La bataille de Solferino, du média de masse à l’individu en guerre.

La Bataille de Solferino de Justine Triet, entre documentaire et fiction, a ouvert le cycle de la rentrée du Forum des images avec cette question : « Qui fait l’info ? Les coulisses des medias en 50 films ». Le film de près de deux heures s’immisce dans l’intimité de la journée d’une journaliste d’I-Télé dont la mission est de couvrir le direct, rue de Solferino, le 6 mai 2012 (deuxième tour des élections présidentielles). Autant dire, en pleine masse humaine hurlante et joyeuse qui s’applaudit elle-même quand elle se voit à l’écran. De cette masse filmée en longues plongées qui donnent des aspects de marées mouvantes à cette foule de militants, se détache un couple en crise dont émerge notamment un père en pleine revendication de son statut et de ses droits, un baby-sitter et quelques autres figures archétypales tel l’avocat (ou en passe de l’être).

Au milieu, deux guerres : celle de l’endroit où il faut être pour voir battre le poumon de l’enthousiasme électoral, de l’espoir, de l’envie (que ne reflètent pas forcément les militants interrogés dans le cadre de la partie documentaire du film) et celle de l’individu qui revendique sa place, qui existe. Il y a de tout mais il y a surtout deux camps qui s’affrontent. L’UMP et le PS ou encore la mère courage et le père désabusé de ses droits, en tort mais en pleine légitimité, paumé, violent mais attachant.

Les personnages gravitent entre l’appartement, vaste champ de bataille où les cris des enfants font la loi, et la rue de Solferino, vu tout à coup comme un dangereux jardin d’enfants. Au-delà de sa profession de journaliste, dont on ne voit que des brides de prise de parole face caméra, celle qui fait l’actu brûle en permanence au cœur de sa vie, tente de rester neutre mais fait les mauvais choix personnels, notamment en se laissant submerger par une peur irrationnelle. Ils sont tous dépassés, par leurs actes, leurs paroles, leurs dérives, le débit de leur langage et la solidité de leur rôle de parents. La volonté de posséder, de garder, d’éloigner et de protéger. Les rôles s’inversent alors, la peur change de bord à chaque instant. Et, il y a, notamment dans les plans de fin où la coupure juste n’est pas toujours trouvée, cette atteinte individuelle de la plénitude, du retour au calme, de la remise en place de l’individu dans une possible, bien que toujours difficile, discussion.
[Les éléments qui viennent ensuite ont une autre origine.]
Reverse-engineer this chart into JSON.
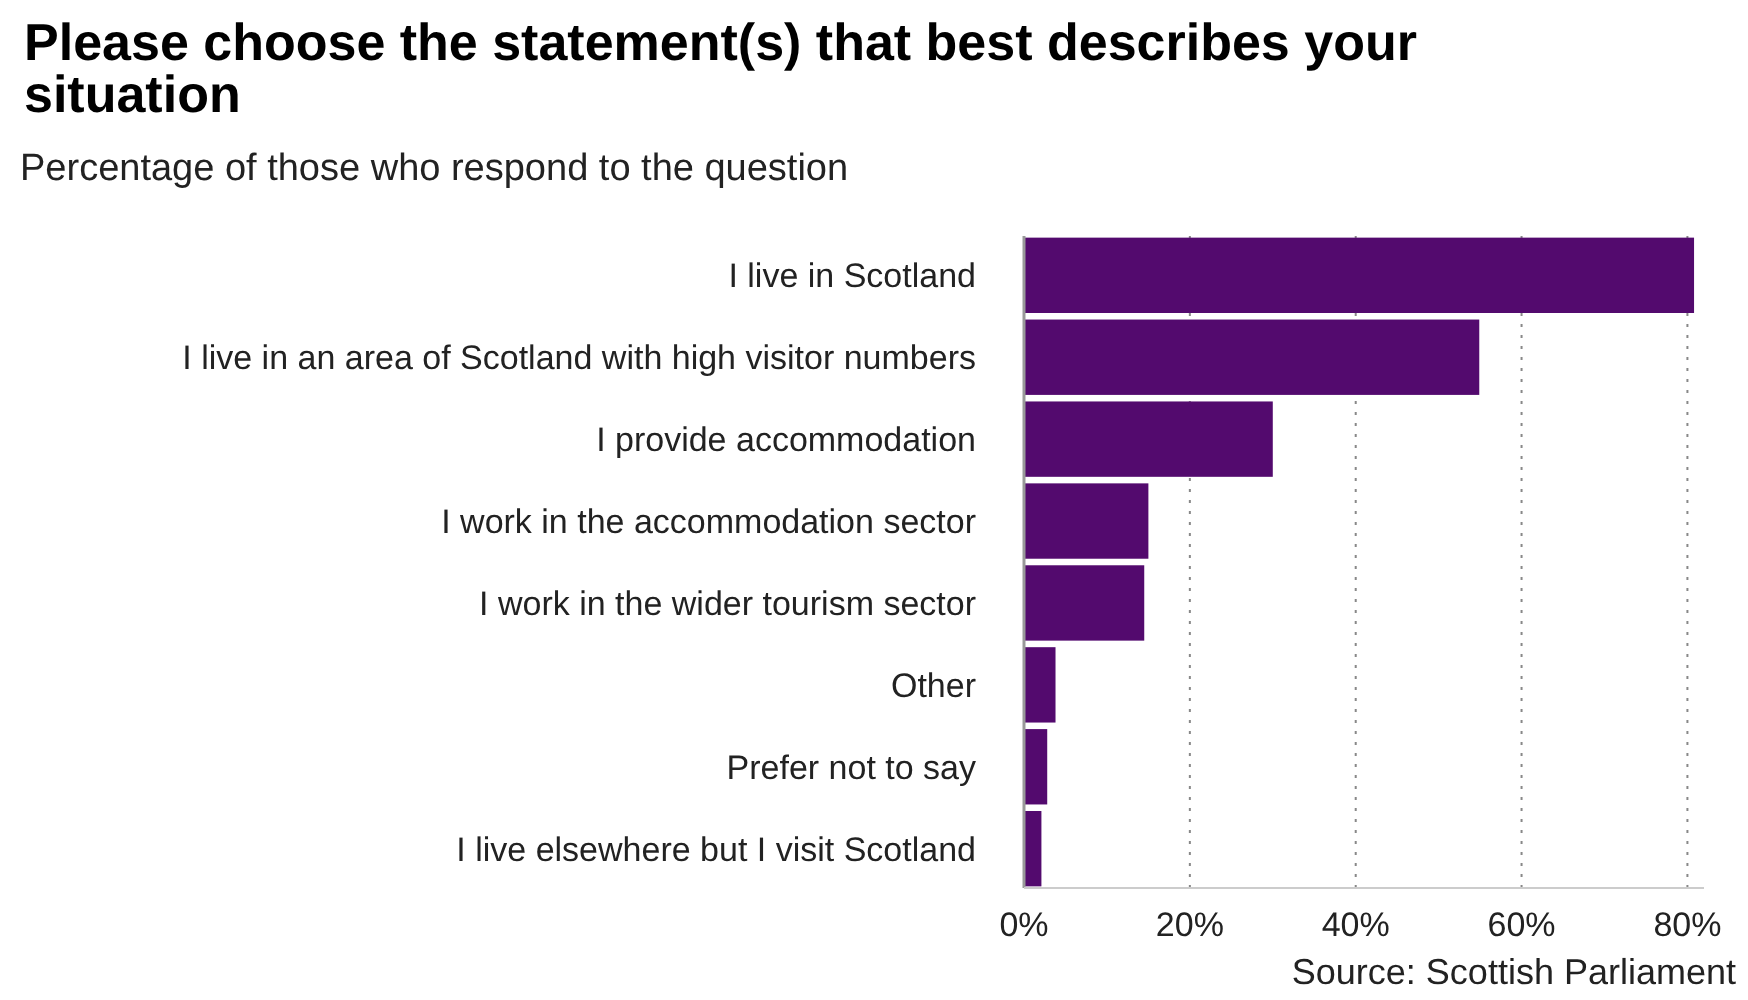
{
  "chart_data": {
    "type": "bar",
    "orientation": "horizontal",
    "title": "Please choose the statement(s) that best describes your situation",
    "subtitle": "Percentage of those who respond to the question",
    "categories": [
      "I live in Scotland",
      "I live in an area of Scotland with high visitor numbers",
      "I provide accommodation",
      "I work in the accommodation sector",
      "I work in the wider tourism sector",
      "Other",
      "Prefer not to say",
      "I live elsewhere but I visit Scotland"
    ],
    "values": [
      80.8,
      54.9,
      30.0,
      15.0,
      14.5,
      3.8,
      2.8,
      2.1
    ],
    "color": "#530a6e",
    "xlim": [
      0,
      82
    ],
    "xticks": [
      {
        "value": 0,
        "label": "0%"
      },
      {
        "value": 20,
        "label": "20%"
      },
      {
        "value": 40,
        "label": "40%"
      },
      {
        "value": 60,
        "label": "60%"
      },
      {
        "value": 80,
        "label": "80%"
      }
    ],
    "grid": "x",
    "annotations": [
      "Source: Scottish Parliament"
    ]
  }
}
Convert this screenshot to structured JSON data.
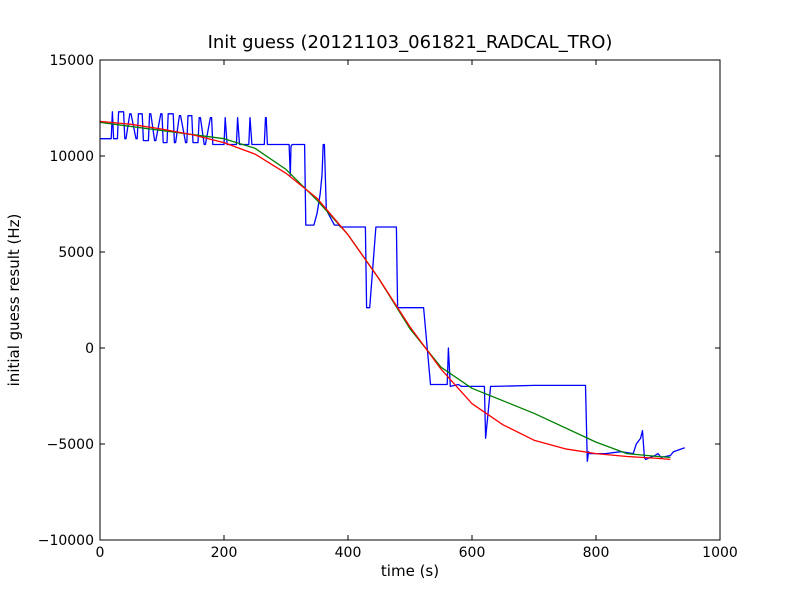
{
  "chart_data": {
    "type": "line",
    "title": "Init guess (20121103_061821_RADCAL_TRO)",
    "xlabel": "time (s)",
    "ylabel": "initial guess result (Hz)",
    "xlim": [
      0,
      1000
    ],
    "ylim": [
      -10000,
      15000
    ],
    "x_ticks": [
      0,
      200,
      400,
      600,
      800,
      1000
    ],
    "x_tick_labels": [
      "0",
      "200",
      "400",
      "600",
      "800",
      "1000"
    ],
    "y_ticks": [
      -10000,
      -5000,
      0,
      5000,
      10000,
      15000
    ],
    "y_tick_labels": [
      "−10000",
      "−5000",
      "0",
      "5000",
      "10000",
      "15000"
    ],
    "grid": false,
    "series": [
      {
        "color": "#0000ff",
        "x": [
          0,
          18,
          20,
          22,
          28,
          30,
          38,
          40,
          42,
          48,
          50,
          58,
          60,
          62,
          68,
          70,
          78,
          80,
          82,
          88,
          90,
          98,
          100,
          102,
          108,
          110,
          118,
          120,
          122,
          128,
          130,
          138,
          140,
          142,
          148,
          150,
          158,
          160,
          162,
          168,
          170,
          178,
          180,
          182,
          190,
          200,
          202,
          205,
          208,
          220,
          222,
          225,
          228,
          240,
          242,
          245,
          248,
          265,
          267,
          268,
          270,
          290,
          305,
          307,
          308,
          310,
          330,
          332,
          345,
          350,
          355,
          358,
          360,
          362,
          365,
          378,
          385,
          388,
          420,
          425,
          428,
          430,
          435,
          440,
          445,
          448,
          478,
          480,
          520,
          522,
          533,
          560,
          562,
          565,
          578,
          583,
          620,
          622,
          625,
          630,
          635,
          700,
          783,
          786,
          788,
          790,
          800,
          815,
          840,
          860,
          865,
          872,
          875,
          878,
          880,
          895,
          900,
          905,
          920,
          925,
          943
        ],
        "y": [
          10900,
          10900,
          12300,
          10900,
          10900,
          12300,
          12300,
          10900,
          10900,
          12200,
          12200,
          10900,
          10900,
          12200,
          12200,
          10800,
          10800,
          12200,
          12200,
          10800,
          10800,
          12200,
          12200,
          10700,
          10700,
          12200,
          12200,
          10700,
          10700,
          12100,
          12100,
          10700,
          10700,
          12100,
          12100,
          10700,
          10700,
          12000,
          12000,
          10600,
          10600,
          12000,
          12000,
          10600,
          10600,
          10600,
          12000,
          10600,
          10600,
          10600,
          12000,
          10600,
          10600,
          10600,
          12000,
          10600,
          10600,
          10600,
          12000,
          12000,
          10600,
          10600,
          10600,
          9000,
          10500,
          10600,
          10600,
          6400,
          6400,
          7000,
          8000,
          9000,
          10600,
          10600,
          7200,
          6400,
          6400,
          6300,
          6300,
          6300,
          6300,
          2100,
          2100,
          4200,
          6300,
          6300,
          6300,
          2100,
          2100,
          2100,
          -1900,
          -1900,
          0,
          -2000,
          -1900,
          -2000,
          -2000,
          -4700,
          -3700,
          -2000,
          -2000,
          -1950,
          -1950,
          -5900,
          -5400,
          -5500,
          -5500,
          -5500,
          -5400,
          -5500,
          -5000,
          -4700,
          -4300,
          -5700,
          -5800,
          -5600,
          -5500,
          -5700,
          -5600,
          -5400,
          -5200
        ]
      },
      {
        "color": "#008000",
        "x": [
          0,
          200,
          250,
          300,
          350,
          400,
          450,
          500,
          550,
          600,
          700,
          800,
          850,
          900,
          920
        ],
        "y": [
          11750,
          10900,
          10400,
          9300,
          7700,
          5900,
          3600,
          1000,
          -1000,
          -2100,
          -3400,
          -4900,
          -5500,
          -5650,
          -5700
        ]
      },
      {
        "color": "#ff0000",
        "x": [
          0,
          50,
          100,
          150,
          200,
          250,
          300,
          350,
          400,
          450,
          500,
          550,
          600,
          650,
          700,
          750,
          800,
          850,
          900,
          920
        ],
        "y": [
          11800,
          11650,
          11400,
          11100,
          10700,
          10100,
          9100,
          7800,
          5900,
          3600,
          1100,
          -1100,
          -2900,
          -4000,
          -4800,
          -5250,
          -5500,
          -5650,
          -5750,
          -5800
        ]
      }
    ]
  }
}
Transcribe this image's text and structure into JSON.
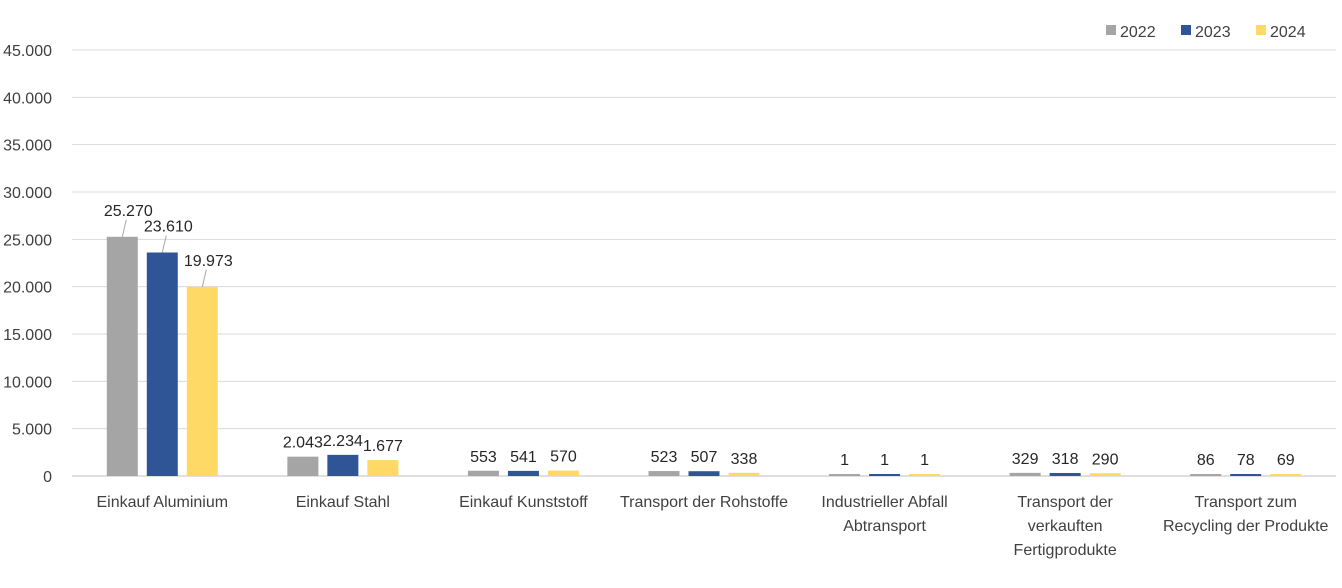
{
  "chart_data": {
    "type": "bar",
    "categories": [
      [
        "Einkauf Aluminium"
      ],
      [
        "Einkauf Stahl"
      ],
      [
        "Einkauf Kunststoff"
      ],
      [
        "Transport der Rohstoffe"
      ],
      [
        "Industrieller Abfall",
        "Abtransport"
      ],
      [
        "Transport der",
        "verkauften",
        "Fertigprodukte"
      ],
      [
        "Transport zum",
        "Recycling der Produkte"
      ]
    ],
    "series": [
      {
        "name": "2022",
        "color": "#a5a5a5",
        "values": [
          25270,
          2043,
          553,
          523,
          1,
          329,
          86
        ],
        "labels": [
          "25.270",
          "2.043",
          "553",
          "523",
          "1",
          "329",
          "86"
        ]
      },
      {
        "name": "2023",
        "color": "#2f5597",
        "values": [
          23610,
          2234,
          541,
          507,
          1,
          318,
          78
        ],
        "labels": [
          "23.610",
          "2.234",
          "541",
          "507",
          "1",
          "318",
          "78"
        ]
      },
      {
        "name": "2024",
        "color": "#ffd966",
        "values": [
          19973,
          1677,
          570,
          338,
          1,
          290,
          69
        ],
        "labels": [
          "19.973",
          "1.677",
          "570",
          "338",
          "1",
          "290",
          "69"
        ]
      }
    ],
    "yticks": [
      {
        "value": 0,
        "label": "0"
      },
      {
        "value": 5000,
        "label": "5.000"
      },
      {
        "value": 10000,
        "label": "10.000"
      },
      {
        "value": 15000,
        "label": "15.000"
      },
      {
        "value": 20000,
        "label": "20.000"
      },
      {
        "value": 25000,
        "label": "25.000"
      },
      {
        "value": 30000,
        "label": "30.000"
      },
      {
        "value": 35000,
        "label": "35.000"
      },
      {
        "value": 40000,
        "label": "40.000"
      },
      {
        "value": 45000,
        "label": "45.000"
      }
    ],
    "ylim": [
      0,
      45000
    ],
    "grid": true,
    "legend_position": "top-right"
  }
}
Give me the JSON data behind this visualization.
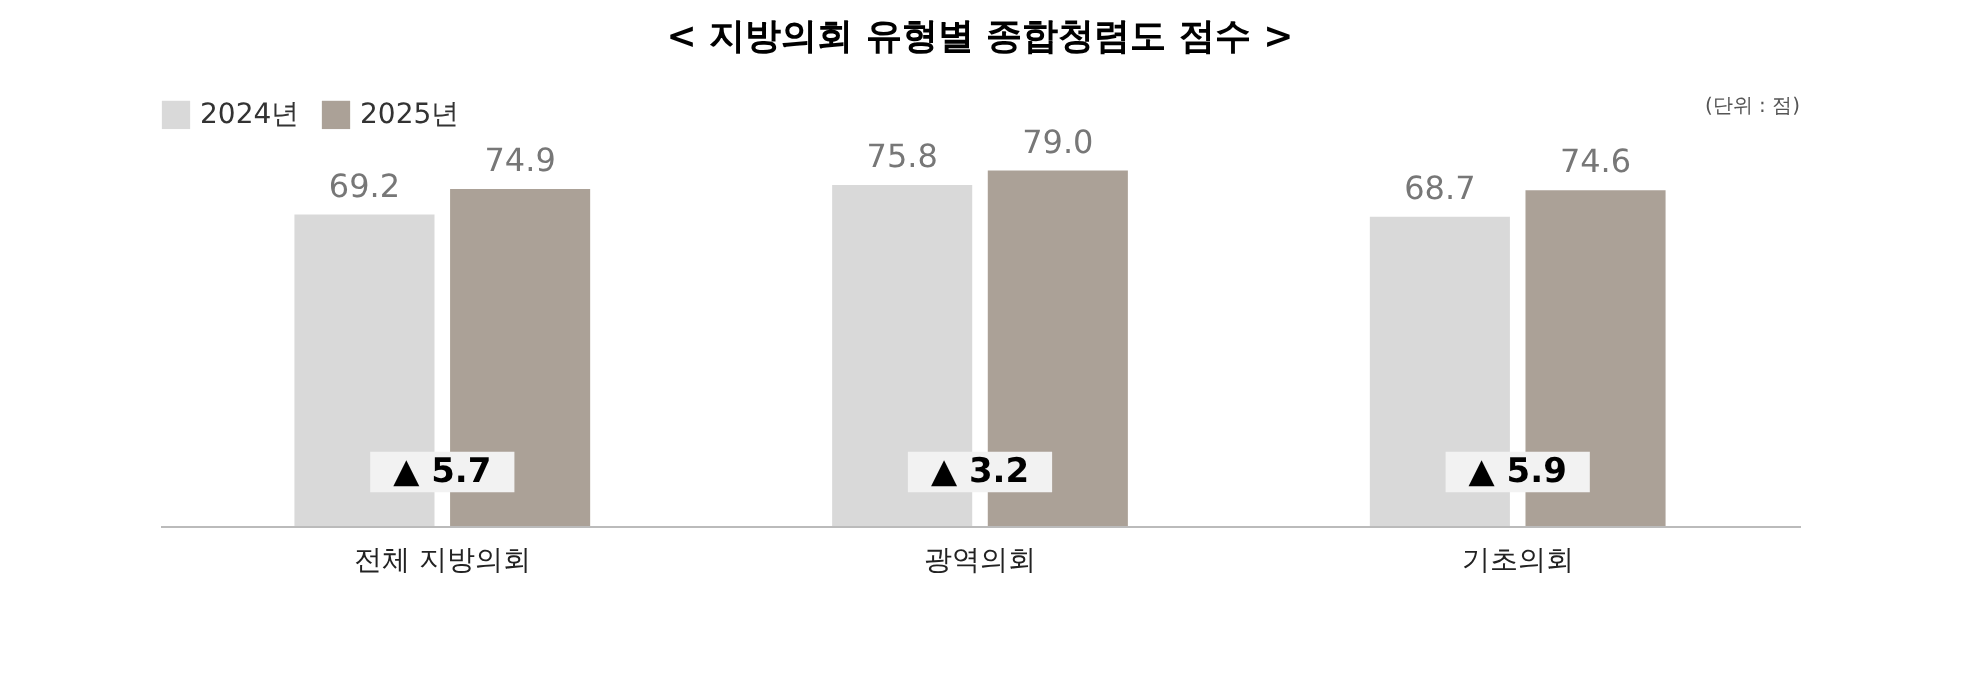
{
  "chart_data": {
    "type": "bar",
    "title": "< 지방의회 유형별 종합청렴도 점수 >",
    "categories": [
      "전체 지방의회",
      "광역의회",
      "기초의회"
    ],
    "series": [
      {
        "name": "2024년",
        "color": "#d9d9d9",
        "values": [
          69.2,
          75.8,
          68.7
        ],
        "value_labels": [
          "69.2",
          "75.8",
          "68.7"
        ]
      },
      {
        "name": "2025년",
        "color": "#aba197",
        "values": [
          74.9,
          79.0,
          74.6
        ],
        "value_labels": [
          "74.9",
          "79.0",
          "74.6"
        ]
      }
    ],
    "legend": "top",
    "grid": false,
    "annotations": [
      "(단위 : 점)",
      {
        "text": "▲ 5.7",
        "x": "전체 지방의회",
        "y": 12
      },
      {
        "text": "▲ 3.2",
        "x": "광역의회",
        "y": 12
      },
      {
        "text": "▲ 5.9",
        "x": "기초의회",
        "y": 12
      }
    ]
  }
}
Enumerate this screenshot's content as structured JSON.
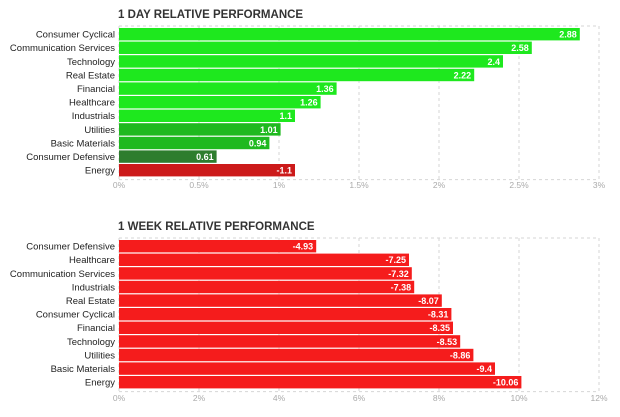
{
  "chart_data": [
    {
      "type": "bar",
      "orientation": "horizontal",
      "title": "1 DAY RELATIVE PERFORMANCE",
      "categories": [
        "Consumer Cyclical",
        "Communication Services",
        "Technology",
        "Real Estate",
        "Financial",
        "Healthcare",
        "Industrials",
        "Utilities",
        "Basic Materials",
        "Consumer Defensive",
        "Energy"
      ],
      "values": [
        2.88,
        2.58,
        2.4,
        2.22,
        1.36,
        1.26,
        1.1,
        1.01,
        0.94,
        0.61,
        -1.1
      ],
      "value_labels": [
        "2.88",
        "2.58",
        "2.4",
        "2.22",
        "1.36",
        "1.26",
        "1.1",
        "1.01",
        "0.94",
        "0.61",
        "-1.1"
      ],
      "colors": [
        "#1ee81e",
        "#1ee81e",
        "#1ee81e",
        "#1ee81e",
        "#1ee81e",
        "#1ee81e",
        "#1ee81e",
        "#1fb91f",
        "#1fb91f",
        "#2e7d2e",
        "#cc1a1a"
      ],
      "xlim": [
        0,
        3
      ],
      "xticks": [
        "0%",
        "0.5%",
        "1%",
        "1.5%",
        "2%",
        "2.5%",
        "3%"
      ],
      "tick_values": [
        0,
        0.5,
        1,
        1.5,
        2,
        2.5,
        3
      ],
      "grid": true
    },
    {
      "type": "bar",
      "orientation": "horizontal",
      "title": "1 WEEK RELATIVE PERFORMANCE",
      "categories": [
        "Consumer Defensive",
        "Healthcare",
        "Communication Services",
        "Industrials",
        "Real Estate",
        "Consumer Cyclical",
        "Financial",
        "Technology",
        "Utilities",
        "Basic Materials",
        "Energy"
      ],
      "values": [
        -4.93,
        -7.25,
        -7.32,
        -7.38,
        -8.07,
        -8.31,
        -8.35,
        -8.53,
        -8.86,
        -9.4,
        -10.06
      ],
      "value_labels": [
        "-4.93",
        "-7.25",
        "-7.32",
        "-7.38",
        "-8.07",
        "-8.31",
        "-8.35",
        "-8.53",
        "-8.86",
        "-9.4",
        "-10.06"
      ],
      "colors": [
        "#f51c1c",
        "#f51c1c",
        "#f51c1c",
        "#f51c1c",
        "#f51c1c",
        "#f51c1c",
        "#f51c1c",
        "#f51c1c",
        "#f51c1c",
        "#f51c1c",
        "#f51c1c"
      ],
      "xlim": [
        0,
        12
      ],
      "xticks": [
        "0%",
        "2%",
        "4%",
        "6%",
        "8%",
        "10%",
        "12%"
      ],
      "tick_values": [
        0,
        2,
        4,
        6,
        8,
        10,
        12
      ],
      "grid": true
    }
  ]
}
Justine Triet va dans cette guerre, sans concession, sans grands effets, elle fait émerger des individus en crise, en épousant ce rythme dans lequel elle se perd parfois un peu. Mais l’individu gagne toujours, ce que la journaliste du film met d’ailleurs en exergue pour la profession. Dans le magazine « Trois couleurs » (n°114), le producteur du film, E.Chaumet, déclare « Un film ambitieux raté est préférable à un film réussi sans ambition », gageons que cette bataille gagnée pour Justine Triet, prépare une guerre ambitieuse pour le cinéma français.